Von den Auswüchsen der globalen Krise abgesehen, gibt es noch weitaus mehr Vertrauensrisiken für die Deutsche Bank. Die haben die Vertrauenswerte des Unternehmens schon in der Vergangenheit massiv belastet. Die Affäre um die geschassten Frankfurter Steuerfahnder, die nach Aussage der "Frankfurter Rundschau" (9. Mai 2009) stapelweise belastendes Material über Steuerhinterziehungen von Kunden der Commerzbank und der Deutschen Bank gefunden hatten, kann noch weite Kreise ziehen.

Gleiches gilt für die Spitzelaffäre ("Frankfurter Allgemeine Zeitung" vom 28. Mai 2009), die das Image der Bank in puncto ethisches Verhalten unlängst schwer beschädigt hat.

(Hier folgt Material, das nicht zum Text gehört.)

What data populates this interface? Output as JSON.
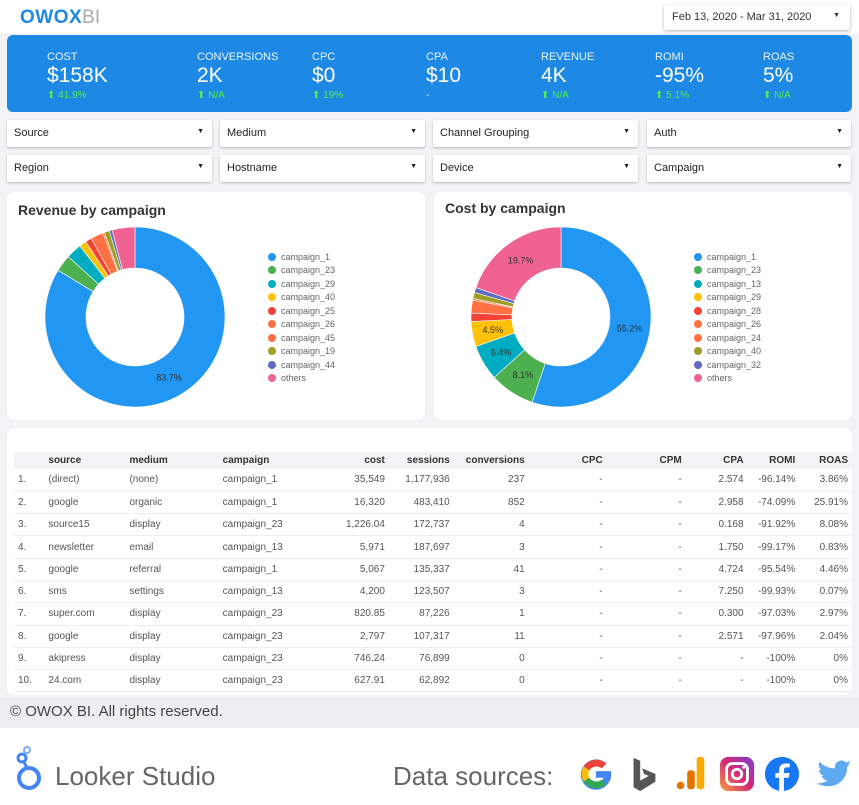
{
  "header": {
    "logo_main": "OWOX",
    "logo_suffix": "BI",
    "date_range": "Feb 13, 2020 - Mar 31, 2020"
  },
  "kpis": [
    {
      "label": "COST",
      "value": "$158K",
      "delta": "41.9%",
      "trend": "up"
    },
    {
      "label": "CONVERSIONS",
      "value": "2K",
      "delta": "N/A",
      "trend": "up"
    },
    {
      "label": "CPC",
      "value": "$0",
      "delta": "19%",
      "trend": "up"
    },
    {
      "label": "CPA",
      "value": "$10",
      "delta": "-",
      "trend": "none"
    },
    {
      "label": "REVENUE",
      "value": "4K",
      "delta": "N/A",
      "trend": "up"
    },
    {
      "label": "ROMI",
      "value": "-95%",
      "delta": "5.1%",
      "trend": "up"
    },
    {
      "label": "ROAS",
      "value": "5%",
      "delta": "N/A",
      "trend": "up"
    }
  ],
  "filters": [
    "Source",
    "Medium",
    "Channel Grouping",
    "Auth",
    "Region",
    "Hostname",
    "Device",
    "Campaign"
  ],
  "colors": {
    "accent": "#1e88e5",
    "positive": "#4cef4c"
  },
  "chart_data": [
    {
      "type": "pie",
      "title": "Revenue by campaign",
      "donut": true,
      "labels": [
        "campaign_1",
        "campaign_23",
        "campaign_29",
        "campaign_40",
        "campaign_25",
        "campaign_26",
        "campaign_45",
        "campaign_19",
        "campaign_44",
        "others"
      ],
      "values": [
        83.7,
        3.0,
        2.8,
        1.3,
        1.1,
        2.3,
        0.3,
        0.9,
        0.5,
        4.1
      ],
      "colors": [
        "#2196f3",
        "#4caf50",
        "#00acc1",
        "#ffc107",
        "#f44336",
        "#ff7043",
        "#ff7043",
        "#9e9d24",
        "#5c6bc0",
        "#f06292"
      ],
      "data_labels": [
        "83.7%",
        "",
        "",
        "",
        "",
        "",
        "",
        "",
        "",
        ""
      ],
      "legend": "right"
    },
    {
      "type": "pie",
      "title": "Cost by campaign",
      "donut": true,
      "labels": [
        "campaign_1",
        "campaign_23",
        "campaign_13",
        "campaign_29",
        "campaign_28",
        "campaign_26",
        "campaign_24",
        "campaign_40",
        "campaign_32",
        "others"
      ],
      "values": [
        55.2,
        8.1,
        6.4,
        4.5,
        1.5,
        2.3,
        0.3,
        1.1,
        0.9,
        19.7
      ],
      "colors": [
        "#2196f3",
        "#4caf50",
        "#00acc1",
        "#ffc107",
        "#f44336",
        "#ff7043",
        "#ff7043",
        "#9e9d24",
        "#5c6bc0",
        "#f06292"
      ],
      "data_labels": [
        "55.2%",
        "8.1%",
        "6.4%",
        "4.5%",
        "",
        "",
        "",
        "",
        "",
        "19.7%"
      ],
      "legend": "right"
    }
  ],
  "table": {
    "columns": [
      "",
      "source",
      "medium",
      "campaign",
      "cost",
      "sessions",
      "conversions",
      "CPC",
      "CPM",
      "CPA",
      "ROMI",
      "ROAS"
    ],
    "rows": [
      [
        "1.",
        "(direct)",
        "(none)",
        "campaign_1",
        "35,549",
        "1,177,936",
        "237",
        "-",
        "-",
        "2.574",
        "-96.14%",
        "3.86%"
      ],
      [
        "2.",
        "google",
        "organic",
        "campaign_1",
        "16,320",
        "483,410",
        "852",
        "-",
        "-",
        "2.958",
        "-74.09%",
        "25.91%"
      ],
      [
        "3.",
        "source15",
        "display",
        "campaign_23",
        "1,226.04",
        "172,737",
        "4",
        "-",
        "-",
        "0.168",
        "-91.92%",
        "8.08%"
      ],
      [
        "4.",
        "newsletter",
        "email",
        "campaign_13",
        "5,971",
        "187,697",
        "3",
        "-",
        "-",
        "1.750",
        "-99.17%",
        "0.83%"
      ],
      [
        "5.",
        "google",
        "referral",
        "campaign_1",
        "5,067",
        "135,337",
        "41",
        "-",
        "-",
        "4.724",
        "-95.54%",
        "4.46%"
      ],
      [
        "6.",
        "sms",
        "settings",
        "campaign_13",
        "4,200",
        "123,507",
        "3",
        "-",
        "-",
        "7.250",
        "-99.93%",
        "0.07%"
      ],
      [
        "7.",
        "super.com",
        "display",
        "campaign_23",
        "820.85",
        "87,226",
        "1",
        "-",
        "-",
        "0.300",
        "-97.03%",
        "2.97%"
      ],
      [
        "8.",
        "google",
        "display",
        "campaign_23",
        "2,797",
        "107,317",
        "11",
        "-",
        "-",
        "2.571",
        "-97.96%",
        "2.04%"
      ],
      [
        "9.",
        "akipress",
        "display",
        "campaign_23",
        "746.24",
        "76,899",
        "0",
        "-",
        "-",
        "-",
        "-100%",
        "0%"
      ],
      [
        "10.",
        "24.com",
        "display",
        "campaign_23",
        "627.91",
        "62,892",
        "0",
        "-",
        "-",
        "-",
        "-100%",
        "0%"
      ]
    ]
  },
  "footer": {
    "copyright": "© OWOX BI. All rights reserved.",
    "looker": "Looker Studio",
    "data_sources": "Data sources:",
    "source_icons": [
      "google-icon",
      "bing-icon",
      "google-analytics-icon",
      "instagram-icon",
      "facebook-icon",
      "twitter-icon"
    ]
  }
}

Ebenso hat der Machtkampf um die Spitze der Deutschen Bank zwischen Clemens Börsig und Josef Ackermann der Reputation der Deutschen Bank erheblich geschadet.

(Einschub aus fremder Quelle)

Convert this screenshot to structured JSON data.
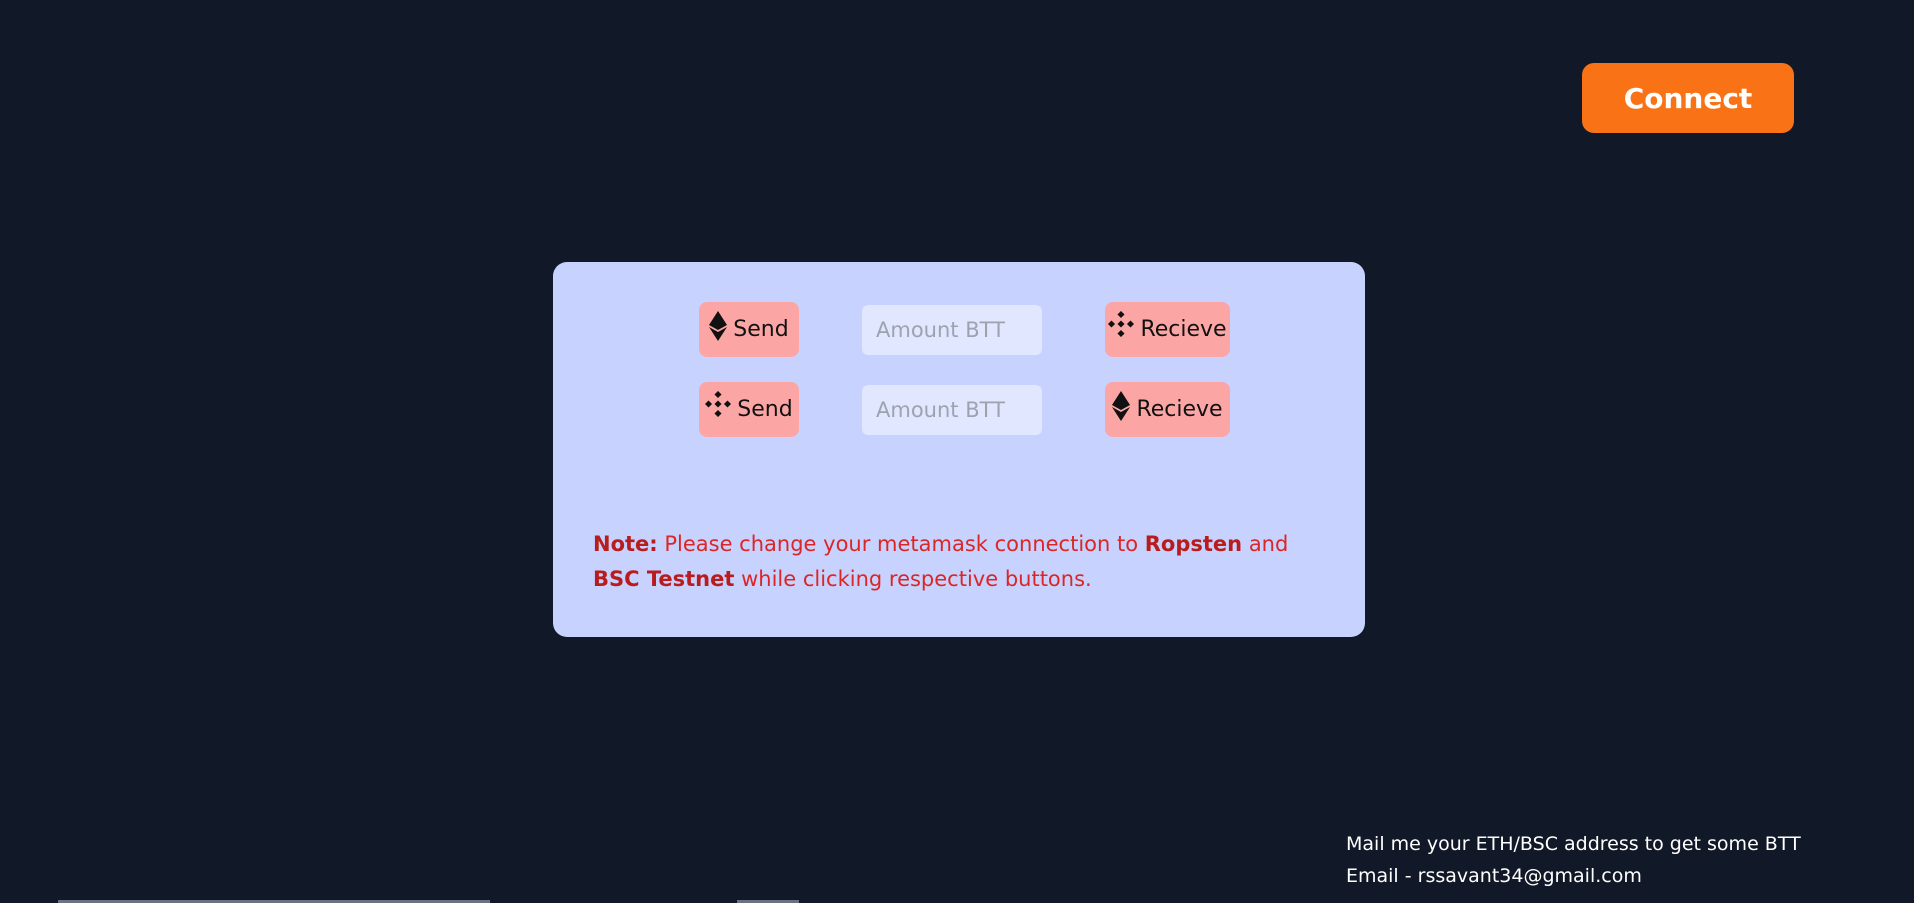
{
  "header": {
    "connect_label": "Connect"
  },
  "swap_card": {
    "rows": [
      {
        "send_icon": "ethereum-icon",
        "send_label": "Send",
        "amount_placeholder": "Amount BTT",
        "amount_value": "",
        "receive_icon": "binance-icon",
        "receive_label": "Recieve"
      },
      {
        "send_icon": "binance-icon",
        "send_label": "Send",
        "amount_placeholder": "Amount BTT",
        "amount_value": "",
        "receive_icon": "ethereum-icon",
        "receive_label": "Recieve"
      }
    ],
    "note": {
      "label": "Note:",
      "text_1": " Please change your metamask connection to ",
      "network_1": "Ropsten",
      "text_2": " and ",
      "network_2": "BSC Testnet",
      "text_3": " while clicking respective buttons."
    }
  },
  "footer": {
    "line_1": "Mail me your ETH/BSC address to get some BTT",
    "line_2": "Email - rssavant34@gmail.com"
  },
  "colors": {
    "background": "#111827",
    "connect_button": "#f97316",
    "card": "#c7d2fe",
    "action_button": "#fca5a5",
    "note_text": "#dc2626"
  }
}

Dass sich die Deutsche Bank im aktuellen CTI-Ranking am unteren Ende der Tabelle wiederfindet, kann angesichts der Fülle an Problemfeldern und der damit verbundenen Diskrepanzen nicht überraschen. Hätte der CTI eine zweite Liga, die Deutsche Bank wäre akut abstiegsbedroht.

Jens Seiffert ist Mitarbeiter am Institut für Kommunikations- und Medienwissenschaft der Universität Leipzig und forscht über öffentliches Vertrauen. PMG untersucht die Vertrauensfaktoren, wie sie von den meinungsführenden Medien kommuniziert werden. Dabei kooperiert das Unternehmen mit den Kommunikationsmanagementexperten Günter Bentele und Ansgar Zerfaß von der Universität Leipzig.